La grippe fait son grand retour et, comme chaque année, elle n’a rien perdu de sa vigueur. Alors, plutôt que de céder à la panique (ou au plaid en pilou du canapé), pourquoi ne pas explorer des remèdes naturels ? Voici 9 alliés venus de la nature, souvent oubliés par les ordonnances classiques, qui ont plus d’un tour dans leur sac !
1. La reine-des-prés : le quasi-aspirine sortie des champs
- Les fleurs de reine-des-prés contiennent des salicosides. Ces molécules, une fois dans l’organisme, se transforment en acide salicylique, un principe très proche de l’aspirine (acide acétyl-salicylique), explique le Dr Christine Cieur-Tranquard, pharmacienne renommée.
Ainsi, la reine-des-prés peut s’avérer une option pour apaiser les inconforts typiques de la grippe, à condition – comme toujours – de rester vigilant et de prioriser les conseils d’un professionnel de santé.
2. Arnica Montana 9H : une homéopathie ciblée pour les courbatures
- Vous êtes cloué au lit, courbaturé comme après une séance de sport mal dosée ? Le Dr Cieur-Tranquard recommande Arnica Montana 9H, notamment pour les grosses courbatures grippales.
Mais attention : dès que les douleurs s’atténuent, stoppez le traitement homéopathique, sous peine de réveiller les symptômes ! Au-delà de 48 h de courbatures persistantes, direction médecin, pas d’excuses.
3. L’écorce de saule : adieu mal de tête, bonjour réconfort
- Pour calmer les maux de tête, l’écorce de saule affiche au compteur les fameux salicosides, famille proche de l’aspirine. Un effet anti-inflammatoire, validé par notre spécialiste !
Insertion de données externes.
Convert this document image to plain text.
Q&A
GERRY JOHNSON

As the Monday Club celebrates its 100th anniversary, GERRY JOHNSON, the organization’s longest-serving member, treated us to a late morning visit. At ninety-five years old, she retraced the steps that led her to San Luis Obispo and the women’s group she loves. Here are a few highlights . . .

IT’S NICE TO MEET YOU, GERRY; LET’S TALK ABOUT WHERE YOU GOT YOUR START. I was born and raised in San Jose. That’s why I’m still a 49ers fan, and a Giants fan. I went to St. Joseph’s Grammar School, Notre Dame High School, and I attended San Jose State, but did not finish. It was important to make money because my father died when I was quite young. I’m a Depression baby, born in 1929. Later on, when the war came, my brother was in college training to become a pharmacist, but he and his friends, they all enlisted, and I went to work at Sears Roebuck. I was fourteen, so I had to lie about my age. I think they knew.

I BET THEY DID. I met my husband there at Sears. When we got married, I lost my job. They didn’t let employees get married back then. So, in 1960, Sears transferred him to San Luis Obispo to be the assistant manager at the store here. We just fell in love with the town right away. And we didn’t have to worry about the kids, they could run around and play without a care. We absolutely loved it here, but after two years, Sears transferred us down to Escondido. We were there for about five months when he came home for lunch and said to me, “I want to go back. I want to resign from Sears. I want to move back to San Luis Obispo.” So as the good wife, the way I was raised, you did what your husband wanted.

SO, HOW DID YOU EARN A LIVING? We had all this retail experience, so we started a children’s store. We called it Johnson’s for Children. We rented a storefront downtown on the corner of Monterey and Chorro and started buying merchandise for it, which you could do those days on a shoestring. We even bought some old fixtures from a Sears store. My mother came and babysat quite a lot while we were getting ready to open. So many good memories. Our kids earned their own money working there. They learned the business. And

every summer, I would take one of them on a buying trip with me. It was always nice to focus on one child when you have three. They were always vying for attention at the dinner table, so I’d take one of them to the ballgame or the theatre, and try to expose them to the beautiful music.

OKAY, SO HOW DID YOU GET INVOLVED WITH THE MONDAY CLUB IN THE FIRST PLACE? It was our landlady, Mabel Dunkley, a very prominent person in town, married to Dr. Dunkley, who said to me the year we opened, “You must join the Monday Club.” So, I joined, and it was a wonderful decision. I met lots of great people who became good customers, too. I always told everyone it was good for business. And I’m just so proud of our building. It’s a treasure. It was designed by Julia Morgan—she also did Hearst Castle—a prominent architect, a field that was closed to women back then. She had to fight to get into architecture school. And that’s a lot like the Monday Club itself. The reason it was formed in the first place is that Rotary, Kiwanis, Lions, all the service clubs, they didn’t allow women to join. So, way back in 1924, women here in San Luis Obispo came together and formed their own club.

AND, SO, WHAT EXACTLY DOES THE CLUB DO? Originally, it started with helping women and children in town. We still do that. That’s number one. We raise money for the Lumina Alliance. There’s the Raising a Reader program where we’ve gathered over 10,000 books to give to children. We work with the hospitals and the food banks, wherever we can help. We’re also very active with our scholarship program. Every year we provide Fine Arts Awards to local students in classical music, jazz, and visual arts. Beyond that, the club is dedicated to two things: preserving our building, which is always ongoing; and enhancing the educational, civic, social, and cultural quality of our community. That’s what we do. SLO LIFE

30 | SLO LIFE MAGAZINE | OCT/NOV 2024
4. Acerola, sureau, et autres plantes stars : il y a du monde au balcon
- L’acérola : incontournable quand l’organisme est à plat – pas étonnant, vu sa richesse inégalée en vitamine C (environ 4,5 % par fruit). Cette précieuse vitamine aide à absorber le fer, réduit la sensation de fatigue et booste l’immunité.
- Le sureau : un vrai champion pour décongestionner. Lors d’une épidémie de grippe B, une étude de 1995 a montré que 93 % des malades ayant pris des baies de sureau noir présentaient une amélioration rapide des symptômes et une guérison complète en 2 à 3 jours (contre 6 jours sous placebo, rien que ça).
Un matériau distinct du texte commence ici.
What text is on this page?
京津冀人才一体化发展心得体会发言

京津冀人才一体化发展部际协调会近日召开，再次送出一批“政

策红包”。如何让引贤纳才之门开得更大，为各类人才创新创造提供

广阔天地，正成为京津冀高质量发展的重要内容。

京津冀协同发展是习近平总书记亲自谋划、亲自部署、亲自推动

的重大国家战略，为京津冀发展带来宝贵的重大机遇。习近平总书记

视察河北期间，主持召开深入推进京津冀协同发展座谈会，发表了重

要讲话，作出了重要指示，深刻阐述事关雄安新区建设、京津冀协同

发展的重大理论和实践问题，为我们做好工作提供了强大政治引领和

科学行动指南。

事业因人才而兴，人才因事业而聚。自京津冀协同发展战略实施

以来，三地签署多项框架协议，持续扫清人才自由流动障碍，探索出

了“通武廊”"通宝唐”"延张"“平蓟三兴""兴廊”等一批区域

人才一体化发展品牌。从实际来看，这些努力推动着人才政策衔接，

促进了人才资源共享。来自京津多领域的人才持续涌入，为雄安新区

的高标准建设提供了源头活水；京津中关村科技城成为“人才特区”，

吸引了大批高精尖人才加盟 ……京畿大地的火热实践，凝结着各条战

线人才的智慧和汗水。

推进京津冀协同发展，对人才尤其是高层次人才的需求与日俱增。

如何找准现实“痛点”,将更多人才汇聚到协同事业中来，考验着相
5. Huiles essentielles : les super-héroïnes des voies respiratoires et du salon
- Pour soulager un mal de gorge ou une toux sèche – compagnons fidèles de la grippe – faites appel aux huiles essentielles (HE) d’eucalyptus radiata, de ravintsara et de niaouli. L’eucalyptus fluidifie les mucosités, les deux autres dégagent les voies respiratoires, explique le Dr Cieur-Tranquard.
Mode d’emploi : mélangez les HE à parts égales, diluez 2 gouttes du mélange dans un peu d’huile végétale et massez thorax et haut du dos. Idéal pour respirer librement, même quand votre nez refuse d’y mettre du sien.
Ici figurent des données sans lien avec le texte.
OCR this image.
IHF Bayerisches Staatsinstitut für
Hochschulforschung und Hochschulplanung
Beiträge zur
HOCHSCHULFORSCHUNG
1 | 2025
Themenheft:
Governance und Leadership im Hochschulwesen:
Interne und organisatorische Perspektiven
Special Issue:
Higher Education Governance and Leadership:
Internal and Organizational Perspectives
- Pour limiter la propagation du virus dans l’air : les HE de pin maritime, de sapin baumier et de sapin de Sibérie font barrage ! Préparez votre mélange (à parts égales dans un flacon de 30 ml) et déposez sur une soucoupe près d’une source de chaleur ou dans un diffuseur. Effet forêt boréale garanti, virus non admis.
6. Échinacée et remède grog : les anti-virus accélérateurs
- L’échinacée : la plante « anti-grippe » par excellence ! Une étude de 2000 montre qu’elle soulage les symptômes plus vite qu’un placebo : rapidité et efficacité, à inscrire dans vos habitudes de convalescent.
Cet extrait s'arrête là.